Specialists are teachers (and learners), not white knights. “Technical specialists must make an effort to understand generalist topics, and generalists need to learn more from the specialists.” Both require listening skills.


The trick?


Comprehensive 360-degree assessments, which amass self-ratings and the views of others who know you well, can help increase your self-awareness. From there, you can gain a holistic view of your emotional intelligence – including whether or not you spend enough time listening and learning. The more people you ask, the better the picture you paint. Once you understand your strengths and weaknesses, Professor Peterson advises that chairs help build bespoke learning plans for board members.


The elephant at the head of the table


In every boardroom, there’s an unmissable elephant footprint: the chair. Boards skirt around three main issues. First, when will the chair leave? “Talking about succession planning is a difficult conversation to have,” says Mayo. “Some chairs love the business so much they don’t want to move on.” One NED shared an extreme tale of an 85-year-old chairman who finds it difficult to attend every meeting. He posts board members letters instructing them on what he’d like done.


Two, the chair who confuses fact with opinion. According to Debbie Hewitt, Non-Executive Chair of Moss Bros Group, “Chairs often swing the vote. They can speak with such authority that their opinion becomes fact. The most effective boards regularly test the assumptions that drive the competitive positioning of the business. There is mutual respect, too. They handle conflict well, embracing disagreement and debate rather than shutting it down.”


Third, what business are you in? While it’s the responsibility of every board member to spend their time thinking about the interests of the firm’s stakeholders, it’s the chair that sets the navel-gazing direction. Mayo says: “Directors’ duties under the Companies Act have reinforced the importance of this issue. The English company law’s traditional position has changed from a company run for its shareholders to one that takes into account its stakeholders – from employees to supply-chain partners – in order to succeed on a long-term basis.”


The trick?


Hewitt, who is also Non-Executive Chair of The Restaurant Group and fashion retailer White Stuff says: “The best person to expose a chair is the newest director – whether it's exec or non-exec. If you're going to be a new NED you have that deal with your chair. You’re so powerful as a new pair of eyes.”
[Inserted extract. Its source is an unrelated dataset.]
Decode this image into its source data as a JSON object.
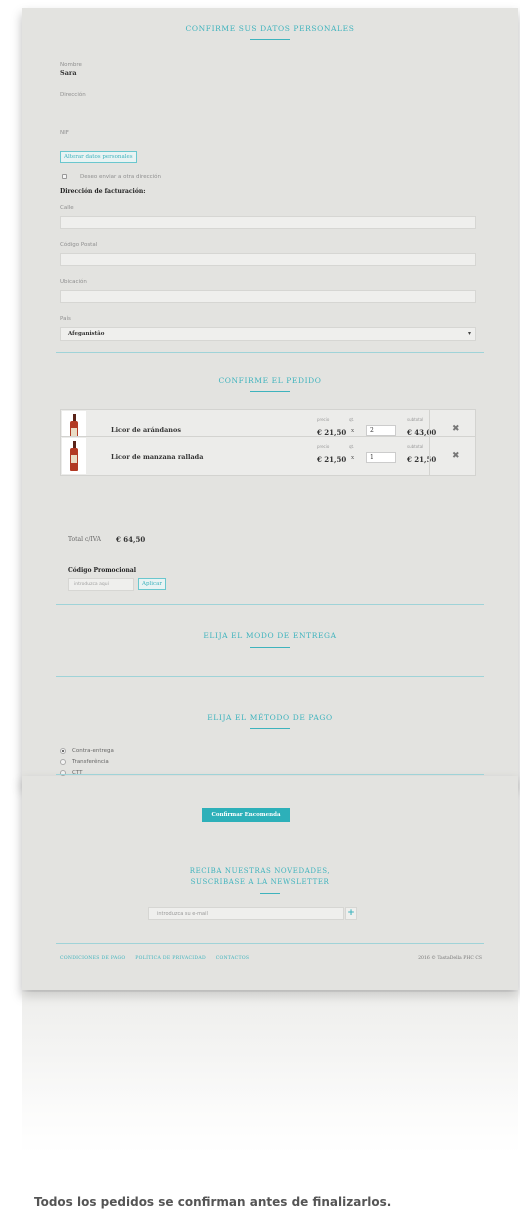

Let’s not forget psychological safety, says Professor Peterson. It means how comfortable people are speaking their minds or being themselves without fear. He takes diversity as a case in point. “Despite what we all think, the research shows that there is no correlation between diversity itself and performance. The best teams are highly diverse and well managed. The worst are highly diverse and poorly managed.” So chairs need to build inclusive behaviours into the boardroom.


One way is for a chair to ask “silly questions”, or profess to not understanding an issue so that other board members feel comfortable doing the same. The idea being that, like a herd of elephants, where the leader goes, the rest will follow.